I know this has been discussed in #587, but even though there’s the limitation that the server (by necessity) has to know the client’s password, there are better methods than storing that password in plain text. I explain.

Is your feature request related to a problem? Please describe.

The Subsonic API design is inherently limited regarding modern security practices. Because it requires the server to validate a token (created by the client using md5(password + salt)), the server must have access to the user's plaintext password to recreate the hash and verify the request. Currently, this often leads to storing passwords in plaintext or reversible formats in the database, which is a significant security risk if the database is compromised.

Describe the solution you'd like

I propose implementing a Symmetric Encryption layer (specifically AES-256-GCM) for storing user credentials. The flow would be:

1. Introduce an optional environment variable, e.g., GONIC_MASTER_KEY (a 32-byte string).
2. When a user sets or updates their password, Gonic encrypts it using this Master Key and a unique random nonce (IV) before saving it to the DB. This random nonce can be stored in database with username and password.
3. For Subsonic API calls: Gonic retrieves the encrypted blob, decrypts it in memory using the GONIC_MASTER_KEY, performs the token validation, and immediately clears the plaintext from memory.

Technical Implementation Details

Using crypto/aes and crypto/cipher in Go, we can implement Authenticated Encryption (GCM) to ensure both confidentiality and integrity.

// Example of how the encryption could be handled func encrypt(plaintext []byte, key []byte) ([]byte, error) { block, _ := aes.NewCipher(key) gcm, _ := cipher.NewGCM(block) nonce := make([]byte, gcm.NonceSize()) if _, err := io.ReadFull(rand.Reader, nonce); err != nil { return nil, err } // Concatenate nonce + ciphertext return gcm.Seal(nonce, nonce, plaintext, nil), nil }

Implementation Strategy (Backwards Compatibility)
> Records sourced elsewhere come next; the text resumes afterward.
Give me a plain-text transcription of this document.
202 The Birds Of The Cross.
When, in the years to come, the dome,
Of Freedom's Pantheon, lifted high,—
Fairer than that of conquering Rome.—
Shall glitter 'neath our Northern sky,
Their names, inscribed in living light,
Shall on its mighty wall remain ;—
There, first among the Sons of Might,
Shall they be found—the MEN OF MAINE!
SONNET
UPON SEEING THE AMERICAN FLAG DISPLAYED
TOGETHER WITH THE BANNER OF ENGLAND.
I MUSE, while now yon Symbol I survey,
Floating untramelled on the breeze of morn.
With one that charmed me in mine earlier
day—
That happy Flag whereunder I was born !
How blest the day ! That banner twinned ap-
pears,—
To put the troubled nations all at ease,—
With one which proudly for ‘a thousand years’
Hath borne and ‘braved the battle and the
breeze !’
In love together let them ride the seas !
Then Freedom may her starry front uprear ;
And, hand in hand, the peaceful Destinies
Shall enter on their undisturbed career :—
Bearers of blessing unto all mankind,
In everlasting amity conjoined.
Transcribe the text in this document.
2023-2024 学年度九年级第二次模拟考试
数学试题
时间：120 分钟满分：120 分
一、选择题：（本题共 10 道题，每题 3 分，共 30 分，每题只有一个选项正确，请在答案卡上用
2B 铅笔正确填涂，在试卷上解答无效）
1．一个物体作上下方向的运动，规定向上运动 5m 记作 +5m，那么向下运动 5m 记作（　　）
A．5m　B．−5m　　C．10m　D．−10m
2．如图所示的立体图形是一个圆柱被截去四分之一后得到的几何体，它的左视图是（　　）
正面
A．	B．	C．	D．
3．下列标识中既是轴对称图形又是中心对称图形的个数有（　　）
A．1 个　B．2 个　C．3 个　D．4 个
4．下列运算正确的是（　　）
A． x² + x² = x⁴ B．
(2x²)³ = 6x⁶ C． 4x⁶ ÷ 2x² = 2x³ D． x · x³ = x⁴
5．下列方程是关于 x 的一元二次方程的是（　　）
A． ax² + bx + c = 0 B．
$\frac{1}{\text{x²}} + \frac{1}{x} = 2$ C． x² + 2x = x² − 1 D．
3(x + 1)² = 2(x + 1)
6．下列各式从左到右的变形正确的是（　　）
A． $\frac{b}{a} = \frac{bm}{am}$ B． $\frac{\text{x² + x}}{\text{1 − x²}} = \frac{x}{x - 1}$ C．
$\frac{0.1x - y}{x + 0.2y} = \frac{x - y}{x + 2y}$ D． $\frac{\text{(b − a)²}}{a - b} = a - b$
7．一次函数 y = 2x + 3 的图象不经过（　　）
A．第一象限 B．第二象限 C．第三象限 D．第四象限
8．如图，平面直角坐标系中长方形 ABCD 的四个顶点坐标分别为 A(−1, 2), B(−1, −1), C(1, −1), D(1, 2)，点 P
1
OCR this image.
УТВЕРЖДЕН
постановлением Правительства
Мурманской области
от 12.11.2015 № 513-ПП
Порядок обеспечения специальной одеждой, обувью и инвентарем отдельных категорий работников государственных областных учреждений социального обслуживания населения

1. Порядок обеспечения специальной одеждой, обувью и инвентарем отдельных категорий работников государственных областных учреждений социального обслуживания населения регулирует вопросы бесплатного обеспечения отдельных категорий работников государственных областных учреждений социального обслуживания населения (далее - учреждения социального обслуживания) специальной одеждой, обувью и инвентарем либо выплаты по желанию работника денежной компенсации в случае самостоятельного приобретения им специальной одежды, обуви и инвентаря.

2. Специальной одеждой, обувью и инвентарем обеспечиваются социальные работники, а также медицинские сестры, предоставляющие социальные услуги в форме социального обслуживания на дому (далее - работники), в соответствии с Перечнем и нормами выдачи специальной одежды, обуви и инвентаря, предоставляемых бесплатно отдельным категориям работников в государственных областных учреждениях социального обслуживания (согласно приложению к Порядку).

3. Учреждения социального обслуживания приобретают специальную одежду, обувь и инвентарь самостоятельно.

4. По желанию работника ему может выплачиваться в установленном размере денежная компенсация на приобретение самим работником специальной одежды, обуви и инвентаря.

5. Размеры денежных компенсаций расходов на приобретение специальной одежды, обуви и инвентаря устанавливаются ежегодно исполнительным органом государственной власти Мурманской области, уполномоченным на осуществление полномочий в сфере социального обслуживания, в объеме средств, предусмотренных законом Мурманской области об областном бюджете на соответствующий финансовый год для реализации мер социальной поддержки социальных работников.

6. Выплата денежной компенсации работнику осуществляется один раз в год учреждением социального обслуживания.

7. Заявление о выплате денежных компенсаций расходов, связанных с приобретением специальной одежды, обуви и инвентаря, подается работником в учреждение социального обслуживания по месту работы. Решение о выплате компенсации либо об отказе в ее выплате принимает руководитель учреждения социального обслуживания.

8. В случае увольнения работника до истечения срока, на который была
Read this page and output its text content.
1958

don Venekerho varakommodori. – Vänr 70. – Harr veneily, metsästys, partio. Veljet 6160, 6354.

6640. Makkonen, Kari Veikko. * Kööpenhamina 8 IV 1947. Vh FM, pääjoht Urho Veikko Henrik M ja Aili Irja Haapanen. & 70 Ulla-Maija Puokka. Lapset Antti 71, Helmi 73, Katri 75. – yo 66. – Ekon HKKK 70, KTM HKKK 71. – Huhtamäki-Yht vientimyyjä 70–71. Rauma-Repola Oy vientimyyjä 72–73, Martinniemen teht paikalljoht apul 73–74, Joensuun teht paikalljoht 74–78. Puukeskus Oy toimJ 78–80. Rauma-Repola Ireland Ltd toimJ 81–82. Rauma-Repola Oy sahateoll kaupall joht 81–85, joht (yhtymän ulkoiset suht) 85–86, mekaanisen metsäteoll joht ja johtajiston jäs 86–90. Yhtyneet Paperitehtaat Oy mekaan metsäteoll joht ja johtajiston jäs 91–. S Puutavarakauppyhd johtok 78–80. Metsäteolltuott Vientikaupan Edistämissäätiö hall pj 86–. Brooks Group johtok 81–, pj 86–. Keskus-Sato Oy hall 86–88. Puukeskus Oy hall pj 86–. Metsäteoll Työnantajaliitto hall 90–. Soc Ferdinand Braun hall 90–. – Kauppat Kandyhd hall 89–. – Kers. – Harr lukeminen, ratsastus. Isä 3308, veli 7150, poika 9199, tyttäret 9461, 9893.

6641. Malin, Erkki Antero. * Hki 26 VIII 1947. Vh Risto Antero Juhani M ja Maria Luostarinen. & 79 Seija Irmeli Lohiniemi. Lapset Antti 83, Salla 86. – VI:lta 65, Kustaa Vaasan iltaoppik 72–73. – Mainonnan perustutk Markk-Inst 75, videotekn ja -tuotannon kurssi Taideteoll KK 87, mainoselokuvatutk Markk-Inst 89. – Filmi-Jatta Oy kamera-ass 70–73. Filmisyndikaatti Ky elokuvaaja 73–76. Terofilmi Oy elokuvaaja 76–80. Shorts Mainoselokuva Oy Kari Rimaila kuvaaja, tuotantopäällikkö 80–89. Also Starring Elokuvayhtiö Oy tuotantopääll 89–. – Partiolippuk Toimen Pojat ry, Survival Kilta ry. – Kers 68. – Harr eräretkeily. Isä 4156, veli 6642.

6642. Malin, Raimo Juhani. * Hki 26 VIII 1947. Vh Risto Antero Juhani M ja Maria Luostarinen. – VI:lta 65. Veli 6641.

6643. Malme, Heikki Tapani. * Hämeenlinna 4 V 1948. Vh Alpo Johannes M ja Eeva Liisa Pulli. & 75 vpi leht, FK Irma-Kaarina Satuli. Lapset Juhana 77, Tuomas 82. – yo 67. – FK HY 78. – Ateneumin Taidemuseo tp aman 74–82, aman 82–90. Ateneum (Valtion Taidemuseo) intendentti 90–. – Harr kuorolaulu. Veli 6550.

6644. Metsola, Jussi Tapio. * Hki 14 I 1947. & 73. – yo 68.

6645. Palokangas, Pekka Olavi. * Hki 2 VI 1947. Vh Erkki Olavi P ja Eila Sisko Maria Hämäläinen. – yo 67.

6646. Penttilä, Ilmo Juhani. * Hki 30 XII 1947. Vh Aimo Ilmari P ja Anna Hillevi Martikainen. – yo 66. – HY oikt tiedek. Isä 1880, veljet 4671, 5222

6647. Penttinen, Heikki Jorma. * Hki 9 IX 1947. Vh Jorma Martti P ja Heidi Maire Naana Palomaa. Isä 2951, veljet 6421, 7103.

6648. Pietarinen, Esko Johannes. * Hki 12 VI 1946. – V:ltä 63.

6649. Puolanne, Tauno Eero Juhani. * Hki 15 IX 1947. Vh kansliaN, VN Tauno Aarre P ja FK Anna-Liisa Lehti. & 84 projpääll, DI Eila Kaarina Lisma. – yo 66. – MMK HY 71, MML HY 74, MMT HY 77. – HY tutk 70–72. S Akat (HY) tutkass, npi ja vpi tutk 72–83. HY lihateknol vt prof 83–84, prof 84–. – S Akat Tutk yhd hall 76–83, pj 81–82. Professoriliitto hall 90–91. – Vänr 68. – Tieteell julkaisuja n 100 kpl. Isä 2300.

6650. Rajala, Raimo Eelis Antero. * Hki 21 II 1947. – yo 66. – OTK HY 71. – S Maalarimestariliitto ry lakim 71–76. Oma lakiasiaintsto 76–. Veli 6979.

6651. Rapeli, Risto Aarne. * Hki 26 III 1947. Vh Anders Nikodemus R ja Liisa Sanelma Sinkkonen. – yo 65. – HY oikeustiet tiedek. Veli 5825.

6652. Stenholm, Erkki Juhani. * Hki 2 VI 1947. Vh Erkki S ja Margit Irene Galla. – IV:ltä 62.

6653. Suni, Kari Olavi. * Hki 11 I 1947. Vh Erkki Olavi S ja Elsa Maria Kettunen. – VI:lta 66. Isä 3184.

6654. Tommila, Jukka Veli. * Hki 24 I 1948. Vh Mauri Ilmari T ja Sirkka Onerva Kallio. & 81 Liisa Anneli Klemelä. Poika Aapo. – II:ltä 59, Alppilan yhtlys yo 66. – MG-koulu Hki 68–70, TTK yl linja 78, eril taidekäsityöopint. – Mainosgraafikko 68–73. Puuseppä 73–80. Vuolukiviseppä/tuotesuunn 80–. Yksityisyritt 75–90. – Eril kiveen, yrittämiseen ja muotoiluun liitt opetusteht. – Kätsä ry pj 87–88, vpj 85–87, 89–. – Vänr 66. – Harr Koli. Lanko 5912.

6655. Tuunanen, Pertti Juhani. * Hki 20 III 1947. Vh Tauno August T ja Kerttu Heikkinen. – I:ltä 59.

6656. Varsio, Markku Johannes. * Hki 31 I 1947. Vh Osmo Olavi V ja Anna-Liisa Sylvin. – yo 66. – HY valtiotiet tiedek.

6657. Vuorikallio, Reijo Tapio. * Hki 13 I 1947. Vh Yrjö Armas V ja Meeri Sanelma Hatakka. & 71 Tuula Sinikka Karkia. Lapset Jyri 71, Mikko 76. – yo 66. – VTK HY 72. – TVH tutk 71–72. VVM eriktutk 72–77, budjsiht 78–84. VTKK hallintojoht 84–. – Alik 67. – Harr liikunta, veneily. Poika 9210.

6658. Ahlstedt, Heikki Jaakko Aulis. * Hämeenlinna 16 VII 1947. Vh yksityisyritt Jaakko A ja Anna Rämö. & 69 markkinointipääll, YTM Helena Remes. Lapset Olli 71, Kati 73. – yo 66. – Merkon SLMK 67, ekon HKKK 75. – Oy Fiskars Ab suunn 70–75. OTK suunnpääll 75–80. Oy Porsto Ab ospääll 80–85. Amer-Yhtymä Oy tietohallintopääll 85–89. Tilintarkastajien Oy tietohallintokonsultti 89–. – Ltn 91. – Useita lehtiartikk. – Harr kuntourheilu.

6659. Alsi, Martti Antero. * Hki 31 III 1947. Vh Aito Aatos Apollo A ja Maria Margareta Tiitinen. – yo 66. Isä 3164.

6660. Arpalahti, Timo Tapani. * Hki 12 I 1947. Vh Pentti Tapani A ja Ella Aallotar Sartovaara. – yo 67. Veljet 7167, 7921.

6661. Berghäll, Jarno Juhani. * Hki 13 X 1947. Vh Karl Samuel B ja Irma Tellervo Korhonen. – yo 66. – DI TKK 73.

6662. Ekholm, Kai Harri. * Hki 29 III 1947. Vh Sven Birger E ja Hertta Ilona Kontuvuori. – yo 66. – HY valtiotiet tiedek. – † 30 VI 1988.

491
To avoid breaking existing installations, I suggest the following:

1. Default Key: If GONIC_MASTER_KEY is not set, use a hardcoded internal string (clearly documented as insecure).
2. Auto-Detection: When fetching a password from the DB:
   Try to decrypt it using the GONIC_MASTER_KEY.
   If decryption fails (e.g., due to an invalid GCM tag), assume it's an old plaintext password for compatibility.
3. Migration: On every successful login, if the password was in plaintext, automatically encrypt it and save it back to the DB using the Master Key.
4. Warning: Display a startup warning if the default key is being used, encouraging users to set their own.

Side note: Users must be warned that losing the GONIC_MASTER_KEY means all Subsonic-compatible passwords stored in the database will be lost and must be reset manually.

Describe alternatives you've considered

• Scrypt/Bcrypt: Not viable for Subsonic's token/salt authentication as they are one-way hashes.
• Plaintext: Current (or common) state, but risky for production environments.

Additional context

This approach follows the principle of "Separation of Concerns": even if an attacker gains access to the database (SQL injection or backup leak), they cannot recover any passwords without the GONIC_MASTER_KEY stored in the server's environment variables.